Il film rende molto chiaramente che la società bosniaca ancora soffre per la guerra e l’assedio di Sarajevo. Lei stessa ha vissuto questi eventi in prima persona. Ritiene che sia possibile che queste ferite si rimarginino?

Le ferite si sono già rimarginate parzialmente; ma la guerra è una malattia dalla quale non ci si può mai curare. È un’eterna infezione. Ricordo mia nonna che narrava sempre della seconda guerra mondiale quando ero bambina. Non sapevo perchè ne fosse ossessionata, ma ora, dopo aver superato una guerra io stessa, lo capisco completamente. È un’esperienza molto forte che scuote tutte le tue certezze e trasforma la tua mente. Diventa un punto di riferimento che tu lo voglia o meno. Si può immaginare cosa succede ad una società intera che attraversa un tale trauma. Chiaramente, il futuro è possibile e le ferite guariscono. Ma il corpo ricorda. E così anche l’anima.

Teona ha menzionato a Venezia in una nostra intervista che il prossimo film sarà ispirato a Madre Teresa. Può darci qualche altra informazione sul progetto?

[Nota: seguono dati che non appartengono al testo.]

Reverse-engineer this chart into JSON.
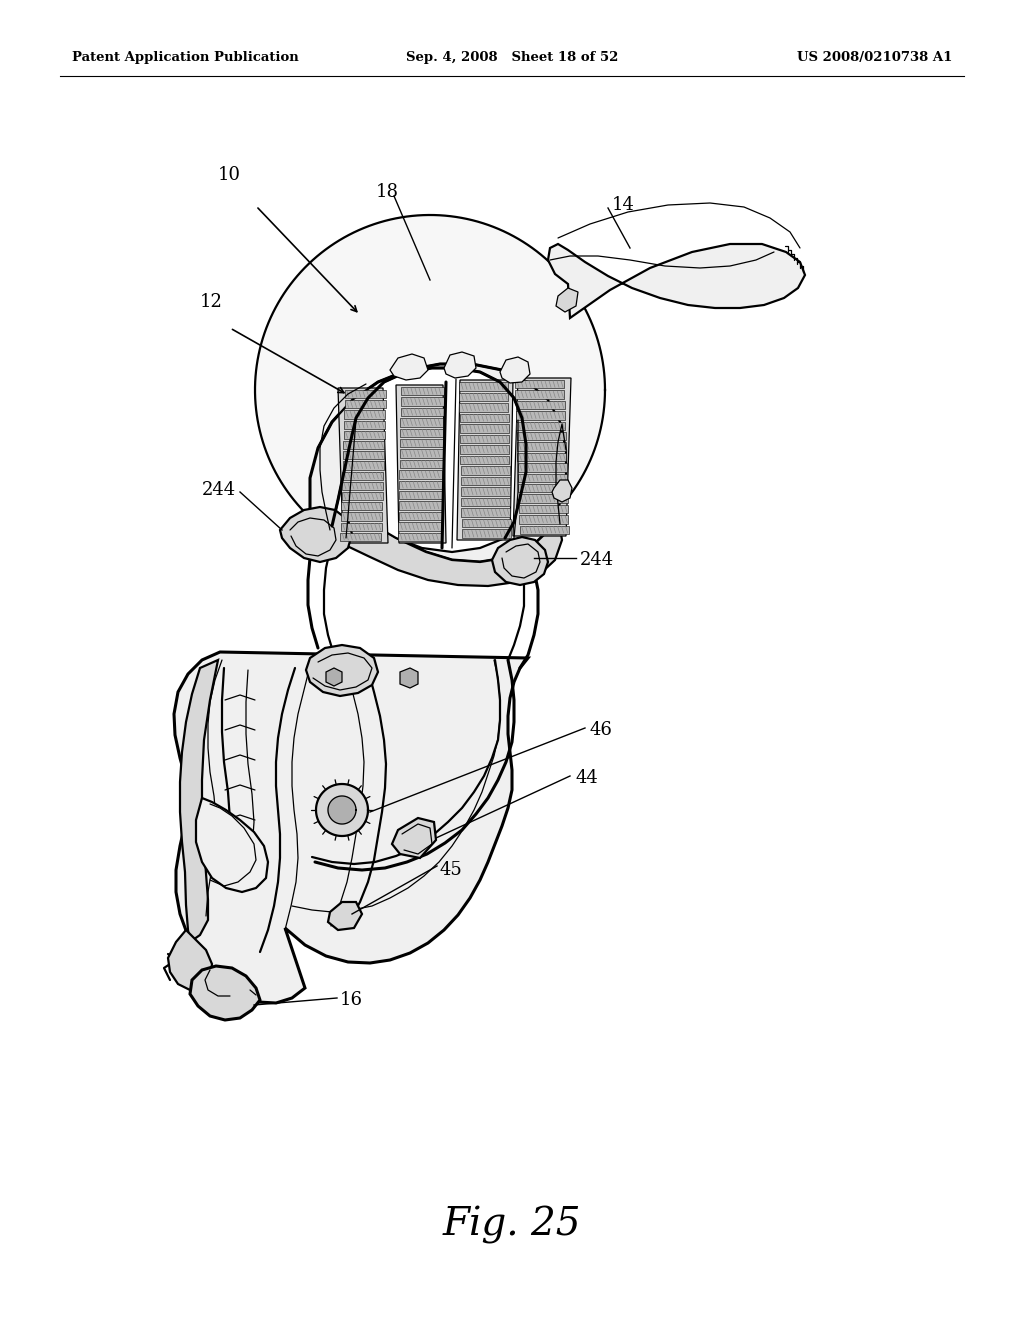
{
  "bg_color": "#ffffff",
  "line_color": "#000000",
  "header_left": "Patent Application Publication",
  "header_center": "Sep. 4, 2008   Sheet 18 of 52",
  "header_right": "US 2008/0210738 A1",
  "figure_label": "Fig. 25",
  "lw_main": 1.6,
  "lw_thin": 0.9,
  "lw_thick": 2.2,
  "gray_light": "#f0f0f0",
  "gray_mid": "#d8d8d8",
  "gray_dark": "#b0b0b0",
  "white": "#ffffff"
}
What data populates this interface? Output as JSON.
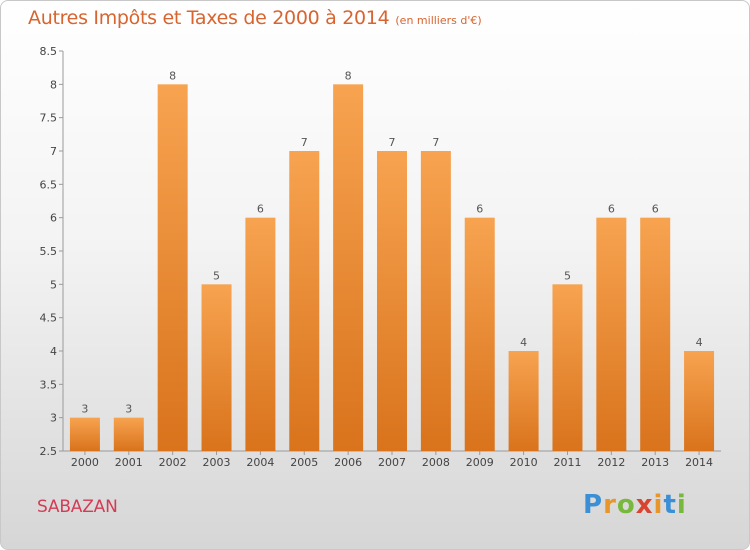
{
  "chart_data": {
    "type": "bar",
    "title": "Autres Impôts et Taxes de 2000 à 2014",
    "subtitle": "(en milliers d'€)",
    "categories": [
      "2000",
      "2001",
      "2002",
      "2003",
      "2004",
      "2005",
      "2006",
      "2007",
      "2008",
      "2009",
      "2010",
      "2011",
      "2012",
      "2013",
      "2014"
    ],
    "values": [
      3,
      3,
      8,
      5,
      6,
      7,
      8,
      7,
      7,
      6,
      4,
      5,
      6,
      6,
      4
    ],
    "ylim": [
      2.5,
      8.5
    ],
    "yticks": [
      "2.5",
      "3",
      "3.5",
      "4",
      "4.5",
      "5",
      "5.5",
      "6",
      "6.5",
      "7",
      "7.5",
      "8",
      "8.5"
    ],
    "grid": false,
    "bar_color": "#f08a2c"
  },
  "commune": "SABAZAN",
  "brand": "Proxiti"
}
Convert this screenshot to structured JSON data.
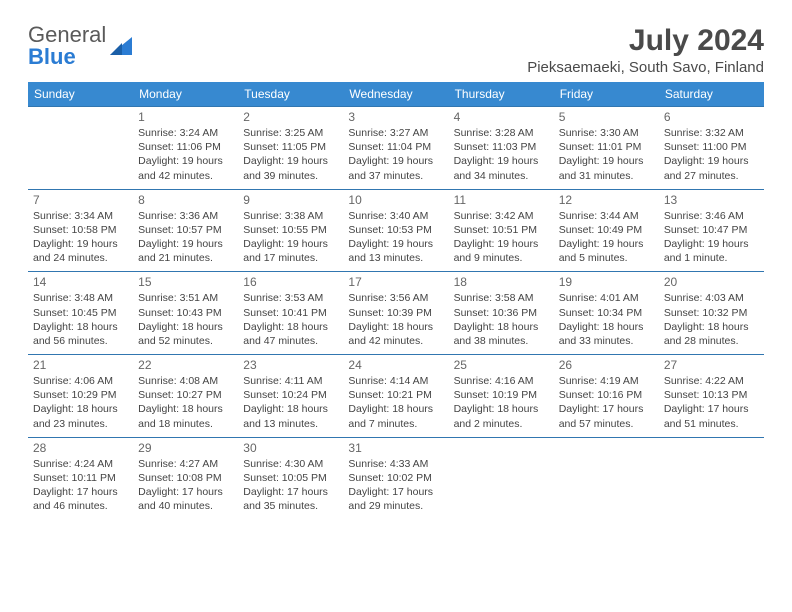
{
  "logo": {
    "line1": "General",
    "line2": "Blue"
  },
  "title": "July 2024",
  "subtitle": "Pieksaemaeki, South Savo, Finland",
  "weekdays": [
    "Sunday",
    "Monday",
    "Tuesday",
    "Wednesday",
    "Thursday",
    "Friday",
    "Saturday"
  ],
  "colors": {
    "header_bg": "#3789d0",
    "header_text": "#ffffff",
    "cell_border": "#3176b0",
    "title_color": "#4a4a4a",
    "logo_gray": "#5a5a5a",
    "logo_blue": "#2b7cd3",
    "body_text": "#444"
  },
  "weeks": [
    [
      null,
      {
        "d": "1",
        "sr": "Sunrise: 3:24 AM",
        "ss": "Sunset: 11:06 PM",
        "dl1": "Daylight: 19 hours",
        "dl2": "and 42 minutes."
      },
      {
        "d": "2",
        "sr": "Sunrise: 3:25 AM",
        "ss": "Sunset: 11:05 PM",
        "dl1": "Daylight: 19 hours",
        "dl2": "and 39 minutes."
      },
      {
        "d": "3",
        "sr": "Sunrise: 3:27 AM",
        "ss": "Sunset: 11:04 PM",
        "dl1": "Daylight: 19 hours",
        "dl2": "and 37 minutes."
      },
      {
        "d": "4",
        "sr": "Sunrise: 3:28 AM",
        "ss": "Sunset: 11:03 PM",
        "dl1": "Daylight: 19 hours",
        "dl2": "and 34 minutes."
      },
      {
        "d": "5",
        "sr": "Sunrise: 3:30 AM",
        "ss": "Sunset: 11:01 PM",
        "dl1": "Daylight: 19 hours",
        "dl2": "and 31 minutes."
      },
      {
        "d": "6",
        "sr": "Sunrise: 3:32 AM",
        "ss": "Sunset: 11:00 PM",
        "dl1": "Daylight: 19 hours",
        "dl2": "and 27 minutes."
      }
    ],
    [
      {
        "d": "7",
        "sr": "Sunrise: 3:34 AM",
        "ss": "Sunset: 10:58 PM",
        "dl1": "Daylight: 19 hours",
        "dl2": "and 24 minutes."
      },
      {
        "d": "8",
        "sr": "Sunrise: 3:36 AM",
        "ss": "Sunset: 10:57 PM",
        "dl1": "Daylight: 19 hours",
        "dl2": "and 21 minutes."
      },
      {
        "d": "9",
        "sr": "Sunrise: 3:38 AM",
        "ss": "Sunset: 10:55 PM",
        "dl1": "Daylight: 19 hours",
        "dl2": "and 17 minutes."
      },
      {
        "d": "10",
        "sr": "Sunrise: 3:40 AM",
        "ss": "Sunset: 10:53 PM",
        "dl1": "Daylight: 19 hours",
        "dl2": "and 13 minutes."
      },
      {
        "d": "11",
        "sr": "Sunrise: 3:42 AM",
        "ss": "Sunset: 10:51 PM",
        "dl1": "Daylight: 19 hours",
        "dl2": "and 9 minutes."
      },
      {
        "d": "12",
        "sr": "Sunrise: 3:44 AM",
        "ss": "Sunset: 10:49 PM",
        "dl1": "Daylight: 19 hours",
        "dl2": "and 5 minutes."
      },
      {
        "d": "13",
        "sr": "Sunrise: 3:46 AM",
        "ss": "Sunset: 10:47 PM",
        "dl1": "Daylight: 19 hours",
        "dl2": "and 1 minute."
      }
    ],
    [
      {
        "d": "14",
        "sr": "Sunrise: 3:48 AM",
        "ss": "Sunset: 10:45 PM",
        "dl1": "Daylight: 18 hours",
        "dl2": "and 56 minutes."
      },
      {
        "d": "15",
        "sr": "Sunrise: 3:51 AM",
        "ss": "Sunset: 10:43 PM",
        "dl1": "Daylight: 18 hours",
        "dl2": "and 52 minutes."
      },
      {
        "d": "16",
        "sr": "Sunrise: 3:53 AM",
        "ss": "Sunset: 10:41 PM",
        "dl1": "Daylight: 18 hours",
        "dl2": "and 47 minutes."
      },
      {
        "d": "17",
        "sr": "Sunrise: 3:56 AM",
        "ss": "Sunset: 10:39 PM",
        "dl1": "Daylight: 18 hours",
        "dl2": "and 42 minutes."
      },
      {
        "d": "18",
        "sr": "Sunrise: 3:58 AM",
        "ss": "Sunset: 10:36 PM",
        "dl1": "Daylight: 18 hours",
        "dl2": "and 38 minutes."
      },
      {
        "d": "19",
        "sr": "Sunrise: 4:01 AM",
        "ss": "Sunset: 10:34 PM",
        "dl1": "Daylight: 18 hours",
        "dl2": "and 33 minutes."
      },
      {
        "d": "20",
        "sr": "Sunrise: 4:03 AM",
        "ss": "Sunset: 10:32 PM",
        "dl1": "Daylight: 18 hours",
        "dl2": "and 28 minutes."
      }
    ],
    [
      {
        "d": "21",
        "sr": "Sunrise: 4:06 AM",
        "ss": "Sunset: 10:29 PM",
        "dl1": "Daylight: 18 hours",
        "dl2": "and 23 minutes."
      },
      {
        "d": "22",
        "sr": "Sunrise: 4:08 AM",
        "ss": "Sunset: 10:27 PM",
        "dl1": "Daylight: 18 hours",
        "dl2": "and 18 minutes."
      },
      {
        "d": "23",
        "sr": "Sunrise: 4:11 AM",
        "ss": "Sunset: 10:24 PM",
        "dl1": "Daylight: 18 hours",
        "dl2": "and 13 minutes."
      },
      {
        "d": "24",
        "sr": "Sunrise: 4:14 AM",
        "ss": "Sunset: 10:21 PM",
        "dl1": "Daylight: 18 hours",
        "dl2": "and 7 minutes."
      },
      {
        "d": "25",
        "sr": "Sunrise: 4:16 AM",
        "ss": "Sunset: 10:19 PM",
        "dl1": "Daylight: 18 hours",
        "dl2": "and 2 minutes."
      },
      {
        "d": "26",
        "sr": "Sunrise: 4:19 AM",
        "ss": "Sunset: 10:16 PM",
        "dl1": "Daylight: 17 hours",
        "dl2": "and 57 minutes."
      },
      {
        "d": "27",
        "sr": "Sunrise: 4:22 AM",
        "ss": "Sunset: 10:13 PM",
        "dl1": "Daylight: 17 hours",
        "dl2": "and 51 minutes."
      }
    ],
    [
      {
        "d": "28",
        "sr": "Sunrise: 4:24 AM",
        "ss": "Sunset: 10:11 PM",
        "dl1": "Daylight: 17 hours",
        "dl2": "and 46 minutes."
      },
      {
        "d": "29",
        "sr": "Sunrise: 4:27 AM",
        "ss": "Sunset: 10:08 PM",
        "dl1": "Daylight: 17 hours",
        "dl2": "and 40 minutes."
      },
      {
        "d": "30",
        "sr": "Sunrise: 4:30 AM",
        "ss": "Sunset: 10:05 PM",
        "dl1": "Daylight: 17 hours",
        "dl2": "and 35 minutes."
      },
      {
        "d": "31",
        "sr": "Sunrise: 4:33 AM",
        "ss": "Sunset: 10:02 PM",
        "dl1": "Daylight: 17 hours",
        "dl2": "and 29 minutes."
      },
      null,
      null,
      null
    ]
  ]
}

Il nostro prossimo film riguarda gli ultimi sette giorni di Madre Teresa prima di partire per fondare il proprio ordine. È un film su una donna ambiziosa e le sue sfide, sulla donna che sta dietro al mito, con molte domande filosofiche ed esistenziali.

Chi è Viktor Toth

Cinefilo focalizzato in particolare sul cinema dell'est, di cui scrive per East Journal, prima testata a cui collabora, aspirante regista. Recentemente laureato in Lingue e Letterature Straniere all'Università di Trieste, ha inoltre curato le riprese ed il montaggio per alcuni servizi dal confine ungherese-ucraino per il Telefriuli ed il TG Regionale RAI del Friuli-Venezia Giulia.